We had a surprise party at our house for my friend’s 30th (that’s right, folks, Jason and I had a baby-sitter!) so we had to get this baby moving. There’s nothing like throwing a party to set me in motion. This is what our living room looked like on Thursday:
After building the mantle Friday (I’ll write a post on that later), we framed the television Saturday, before everyone showed up. If you already have a mantle this can still be done by routing your cables through the side of the tv frame.
1. Nail Gun (We use a Rigid Rechargeable)
4. 7/16 x 2 &5/8 poplar trim
6. Drill with paddle bit attachment (we also used an oscillating multi-tool, but that was specific to our set up)
7. 1 x 4 lumber
We started out by nailing 1 x 4s into the framing of our built-ins. If you don’t have built-ins, this can still be done by building a frame above the fireplace out of dimensional lumber (1×6, probably), like so:
Dimensional lumber is never true to size, it’s always a little under, so a 1 x 4 is really .75 x 3.75, which allowed the plywood to fit flush with our built in frame.
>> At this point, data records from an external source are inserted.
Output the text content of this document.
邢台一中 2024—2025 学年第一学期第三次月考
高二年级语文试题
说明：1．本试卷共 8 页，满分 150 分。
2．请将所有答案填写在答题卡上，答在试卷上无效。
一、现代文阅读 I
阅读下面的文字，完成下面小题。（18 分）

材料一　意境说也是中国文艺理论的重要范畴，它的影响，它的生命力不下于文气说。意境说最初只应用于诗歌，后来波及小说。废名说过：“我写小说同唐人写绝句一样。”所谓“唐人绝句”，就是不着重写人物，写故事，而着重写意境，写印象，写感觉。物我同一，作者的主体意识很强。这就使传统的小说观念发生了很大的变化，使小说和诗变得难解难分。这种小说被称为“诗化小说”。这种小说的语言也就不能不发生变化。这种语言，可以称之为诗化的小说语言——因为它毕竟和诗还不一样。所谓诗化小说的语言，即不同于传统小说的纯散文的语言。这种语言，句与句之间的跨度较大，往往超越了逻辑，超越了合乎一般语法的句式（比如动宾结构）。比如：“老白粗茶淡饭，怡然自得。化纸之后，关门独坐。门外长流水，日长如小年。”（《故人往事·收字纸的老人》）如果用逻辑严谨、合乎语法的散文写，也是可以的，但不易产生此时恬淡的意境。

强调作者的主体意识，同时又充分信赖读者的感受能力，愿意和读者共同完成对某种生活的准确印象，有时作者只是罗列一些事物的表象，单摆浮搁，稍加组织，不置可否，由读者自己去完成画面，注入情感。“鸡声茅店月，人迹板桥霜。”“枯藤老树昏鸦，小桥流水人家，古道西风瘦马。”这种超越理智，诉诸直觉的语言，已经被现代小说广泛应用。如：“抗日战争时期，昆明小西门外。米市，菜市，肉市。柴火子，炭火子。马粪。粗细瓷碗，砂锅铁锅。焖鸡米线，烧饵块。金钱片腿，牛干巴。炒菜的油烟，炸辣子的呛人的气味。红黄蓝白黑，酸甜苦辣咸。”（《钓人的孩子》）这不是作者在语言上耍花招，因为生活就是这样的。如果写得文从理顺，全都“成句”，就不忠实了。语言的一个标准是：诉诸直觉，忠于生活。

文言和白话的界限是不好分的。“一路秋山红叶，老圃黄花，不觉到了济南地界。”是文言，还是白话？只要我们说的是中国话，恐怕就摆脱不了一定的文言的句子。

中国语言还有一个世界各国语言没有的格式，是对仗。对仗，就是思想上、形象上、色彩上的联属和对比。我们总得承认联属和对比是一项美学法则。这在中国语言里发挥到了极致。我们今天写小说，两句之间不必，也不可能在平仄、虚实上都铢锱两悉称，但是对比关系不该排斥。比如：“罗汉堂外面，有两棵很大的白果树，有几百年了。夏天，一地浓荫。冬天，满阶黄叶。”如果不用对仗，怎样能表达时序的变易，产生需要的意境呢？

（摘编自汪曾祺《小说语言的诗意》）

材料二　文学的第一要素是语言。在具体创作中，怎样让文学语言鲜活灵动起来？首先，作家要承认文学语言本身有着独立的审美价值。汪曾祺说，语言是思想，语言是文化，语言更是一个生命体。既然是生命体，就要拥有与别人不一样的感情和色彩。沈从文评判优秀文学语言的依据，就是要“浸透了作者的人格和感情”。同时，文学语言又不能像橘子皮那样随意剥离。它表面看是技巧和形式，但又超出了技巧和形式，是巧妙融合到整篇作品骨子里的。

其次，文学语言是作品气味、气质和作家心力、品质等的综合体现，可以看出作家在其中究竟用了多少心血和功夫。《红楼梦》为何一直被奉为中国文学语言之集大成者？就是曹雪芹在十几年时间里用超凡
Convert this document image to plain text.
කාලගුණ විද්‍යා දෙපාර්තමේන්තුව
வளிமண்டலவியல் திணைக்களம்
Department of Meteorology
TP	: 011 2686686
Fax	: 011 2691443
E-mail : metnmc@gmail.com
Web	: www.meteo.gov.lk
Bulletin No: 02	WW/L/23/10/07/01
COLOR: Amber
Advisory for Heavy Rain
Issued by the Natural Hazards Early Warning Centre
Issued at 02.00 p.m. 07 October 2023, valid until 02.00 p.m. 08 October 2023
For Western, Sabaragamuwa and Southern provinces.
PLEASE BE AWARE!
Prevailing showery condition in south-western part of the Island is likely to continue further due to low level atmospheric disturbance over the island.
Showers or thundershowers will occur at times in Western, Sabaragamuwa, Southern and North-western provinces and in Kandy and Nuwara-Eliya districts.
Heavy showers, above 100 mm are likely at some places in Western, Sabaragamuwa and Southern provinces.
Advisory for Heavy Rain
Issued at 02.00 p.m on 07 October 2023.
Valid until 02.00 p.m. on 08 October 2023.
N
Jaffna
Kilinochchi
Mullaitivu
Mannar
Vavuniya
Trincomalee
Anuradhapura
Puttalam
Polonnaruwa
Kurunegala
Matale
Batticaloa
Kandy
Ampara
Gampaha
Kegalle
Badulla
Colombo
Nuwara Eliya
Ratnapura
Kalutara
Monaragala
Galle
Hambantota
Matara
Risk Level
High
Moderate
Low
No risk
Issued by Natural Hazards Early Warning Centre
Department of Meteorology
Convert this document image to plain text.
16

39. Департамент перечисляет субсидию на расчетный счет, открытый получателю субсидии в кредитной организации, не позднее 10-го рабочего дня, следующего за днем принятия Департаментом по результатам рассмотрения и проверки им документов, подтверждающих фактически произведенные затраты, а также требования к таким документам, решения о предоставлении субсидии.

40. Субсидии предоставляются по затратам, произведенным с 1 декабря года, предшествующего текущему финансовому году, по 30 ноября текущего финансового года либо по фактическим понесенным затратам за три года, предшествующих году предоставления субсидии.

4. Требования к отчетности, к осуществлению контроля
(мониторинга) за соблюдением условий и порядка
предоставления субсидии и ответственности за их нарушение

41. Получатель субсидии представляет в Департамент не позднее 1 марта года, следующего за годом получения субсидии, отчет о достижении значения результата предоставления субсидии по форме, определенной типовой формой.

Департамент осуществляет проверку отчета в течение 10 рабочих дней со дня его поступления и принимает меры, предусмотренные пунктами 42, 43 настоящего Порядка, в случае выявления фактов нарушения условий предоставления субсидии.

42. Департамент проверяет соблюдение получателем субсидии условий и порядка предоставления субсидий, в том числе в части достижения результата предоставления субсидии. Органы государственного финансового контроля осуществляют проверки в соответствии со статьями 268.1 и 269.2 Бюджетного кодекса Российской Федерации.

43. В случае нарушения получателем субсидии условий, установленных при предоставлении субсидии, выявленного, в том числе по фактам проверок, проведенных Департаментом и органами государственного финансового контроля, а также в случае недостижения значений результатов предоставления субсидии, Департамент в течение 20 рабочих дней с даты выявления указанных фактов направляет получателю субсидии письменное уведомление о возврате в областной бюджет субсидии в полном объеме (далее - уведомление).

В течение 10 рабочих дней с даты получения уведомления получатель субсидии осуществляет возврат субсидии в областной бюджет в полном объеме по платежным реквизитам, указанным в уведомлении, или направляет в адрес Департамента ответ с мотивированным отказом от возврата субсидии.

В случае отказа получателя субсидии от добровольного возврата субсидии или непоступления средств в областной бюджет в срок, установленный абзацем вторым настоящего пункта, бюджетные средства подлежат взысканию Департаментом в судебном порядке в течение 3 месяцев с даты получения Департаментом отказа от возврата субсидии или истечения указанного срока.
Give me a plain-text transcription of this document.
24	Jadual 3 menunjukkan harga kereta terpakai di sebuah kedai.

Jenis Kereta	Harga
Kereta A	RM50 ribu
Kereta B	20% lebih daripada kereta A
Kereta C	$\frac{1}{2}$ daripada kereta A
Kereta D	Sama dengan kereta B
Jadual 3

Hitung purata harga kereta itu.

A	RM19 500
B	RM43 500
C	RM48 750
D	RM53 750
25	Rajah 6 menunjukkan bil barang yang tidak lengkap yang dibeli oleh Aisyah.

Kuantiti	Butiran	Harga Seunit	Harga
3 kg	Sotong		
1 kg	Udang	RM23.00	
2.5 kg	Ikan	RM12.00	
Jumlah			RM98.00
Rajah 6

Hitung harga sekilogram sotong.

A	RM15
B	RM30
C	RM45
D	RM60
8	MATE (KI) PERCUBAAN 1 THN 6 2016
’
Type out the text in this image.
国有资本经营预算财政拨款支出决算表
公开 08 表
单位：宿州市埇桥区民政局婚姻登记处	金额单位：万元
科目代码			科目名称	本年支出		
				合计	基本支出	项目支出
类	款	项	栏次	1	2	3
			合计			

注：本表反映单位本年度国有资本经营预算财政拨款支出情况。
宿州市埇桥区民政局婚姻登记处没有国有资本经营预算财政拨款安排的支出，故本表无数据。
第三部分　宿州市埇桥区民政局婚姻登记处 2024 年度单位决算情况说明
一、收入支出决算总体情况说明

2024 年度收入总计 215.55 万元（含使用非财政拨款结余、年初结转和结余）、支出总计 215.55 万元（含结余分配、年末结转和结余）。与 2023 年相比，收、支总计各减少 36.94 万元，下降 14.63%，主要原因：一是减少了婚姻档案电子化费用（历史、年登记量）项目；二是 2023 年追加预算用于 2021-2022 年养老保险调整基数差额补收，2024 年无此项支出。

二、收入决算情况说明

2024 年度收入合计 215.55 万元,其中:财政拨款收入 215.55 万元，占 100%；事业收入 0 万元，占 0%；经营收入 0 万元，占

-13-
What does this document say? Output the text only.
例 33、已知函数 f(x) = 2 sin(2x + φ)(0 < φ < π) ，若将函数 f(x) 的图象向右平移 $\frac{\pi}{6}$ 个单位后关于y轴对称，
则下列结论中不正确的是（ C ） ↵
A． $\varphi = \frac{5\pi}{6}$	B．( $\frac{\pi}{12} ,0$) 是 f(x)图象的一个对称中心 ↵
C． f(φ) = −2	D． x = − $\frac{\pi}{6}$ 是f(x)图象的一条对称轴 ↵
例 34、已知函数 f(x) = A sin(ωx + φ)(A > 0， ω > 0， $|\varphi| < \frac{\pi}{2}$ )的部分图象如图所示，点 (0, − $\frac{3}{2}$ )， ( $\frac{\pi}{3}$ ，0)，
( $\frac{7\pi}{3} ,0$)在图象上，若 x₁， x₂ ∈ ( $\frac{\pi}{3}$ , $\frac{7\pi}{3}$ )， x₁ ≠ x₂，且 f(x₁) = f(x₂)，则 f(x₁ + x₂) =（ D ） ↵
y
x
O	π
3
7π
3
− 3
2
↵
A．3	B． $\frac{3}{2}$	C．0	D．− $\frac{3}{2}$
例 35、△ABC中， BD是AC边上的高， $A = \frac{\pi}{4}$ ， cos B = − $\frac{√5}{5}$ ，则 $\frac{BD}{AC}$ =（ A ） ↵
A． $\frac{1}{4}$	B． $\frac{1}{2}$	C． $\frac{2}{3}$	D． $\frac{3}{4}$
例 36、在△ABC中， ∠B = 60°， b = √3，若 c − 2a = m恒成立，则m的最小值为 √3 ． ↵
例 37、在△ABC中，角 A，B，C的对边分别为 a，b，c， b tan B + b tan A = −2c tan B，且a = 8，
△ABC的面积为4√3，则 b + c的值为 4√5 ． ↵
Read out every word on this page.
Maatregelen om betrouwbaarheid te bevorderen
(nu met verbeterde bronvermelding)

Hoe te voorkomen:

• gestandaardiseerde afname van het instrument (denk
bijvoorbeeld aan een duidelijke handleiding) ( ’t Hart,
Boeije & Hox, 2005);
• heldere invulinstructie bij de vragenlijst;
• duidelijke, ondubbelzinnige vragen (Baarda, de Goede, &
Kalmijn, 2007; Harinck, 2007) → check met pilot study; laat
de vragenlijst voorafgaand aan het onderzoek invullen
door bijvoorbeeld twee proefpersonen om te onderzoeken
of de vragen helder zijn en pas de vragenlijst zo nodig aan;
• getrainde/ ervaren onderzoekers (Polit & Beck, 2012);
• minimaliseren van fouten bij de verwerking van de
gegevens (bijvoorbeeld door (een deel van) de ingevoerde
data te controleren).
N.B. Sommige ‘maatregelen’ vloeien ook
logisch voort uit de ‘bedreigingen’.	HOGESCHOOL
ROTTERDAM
Jason cut the plywood on a table saw, however you could substitute a circular saw. The cuts don’t have to be perfect because the seams will be covered by trim.
We fit the plywood to frame in the tv without much of a gap. Our tv mount pivots three ways, which helps when framing with the tv in place.
We nailed the plywood in with our nail gun before cutting our 7/16 inch poplar with the mitre saw, no angles, everything is 90 degrees. Jason used the 7/16 poplar trim to cover the seams and edges.
The trim fit like the picture above, and then Jason cut smaller pieces to extend the horizontal lines to the end of the frame, like below:
Our mantle wasn’t in place yet (if you already have a mantle, you can route your cables through the side of the frame), so we routed our cables through it.
A drill fit with a paddle bit will work for this, but we didn’t have a paddle bit big enough and our holes will be hidden inside the built in cabinets, so we used an oscillating multi-tool to cut a hole for the cables. I then sanded everything with my orbital sander until the seams were no longer visible, added some caulk and paint, and (in the words of Emeril) Bam! We had a tv frame:
If you have some basic DIY skills this project is super easy, the framing only took about two hours. There are tons of seams, so the caulking and painting took another four. I’m biased, but I think it’s pretty sweet. Even Oscar the Grouch will look spiffy in this thing.